Determination of 81Kr-Kr cosmic ray exposure ages for a suite of eucrites. Samples analysed were 1-4 mg, and the precision of the ages determined was comparable to those reported by other groups analysing samples >100 times larger.

  • Times of impacts that deliver samples of Vesta to Earth derived from ultrasensitive 81Kr–Kr cosmic ray exposure age analysis of Eucrites. I. Strashnovet al.(2013) Geochimica et Cosmochimica Acta 106, 71-83.

Alongside our programme of sample analysis, we strive to continually develop and improve the spectrometers. RIMSKI is currently undergoing redevelopments to enable simultaneous analysis of xenon and krypton from a single sample.
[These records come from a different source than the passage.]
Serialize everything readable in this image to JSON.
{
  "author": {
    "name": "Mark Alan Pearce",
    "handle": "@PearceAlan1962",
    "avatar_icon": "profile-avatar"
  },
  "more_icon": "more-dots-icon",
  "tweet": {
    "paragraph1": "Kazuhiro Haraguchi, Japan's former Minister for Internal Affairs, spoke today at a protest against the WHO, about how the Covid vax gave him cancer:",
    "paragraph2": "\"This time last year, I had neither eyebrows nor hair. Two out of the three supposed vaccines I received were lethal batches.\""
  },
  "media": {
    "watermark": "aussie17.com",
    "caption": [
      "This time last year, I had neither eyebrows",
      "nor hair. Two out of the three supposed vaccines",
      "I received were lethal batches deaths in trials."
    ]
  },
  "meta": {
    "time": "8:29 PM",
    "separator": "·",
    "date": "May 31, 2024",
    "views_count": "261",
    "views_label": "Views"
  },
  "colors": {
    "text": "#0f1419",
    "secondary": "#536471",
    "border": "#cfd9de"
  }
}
We have begun adding a xenon ionisation line to the spectrometer and are working towards detecting a xenon signal.

Analysis of different types of samples requires different techniques for extracting the gas from them. Recent developments in this area include developing a method to extract gas from small, sealed gold tube inside the spectrometer extraction line. This technique will be applied to tubes containing xenon and krypton extracted from samples collected by the Japanese mission.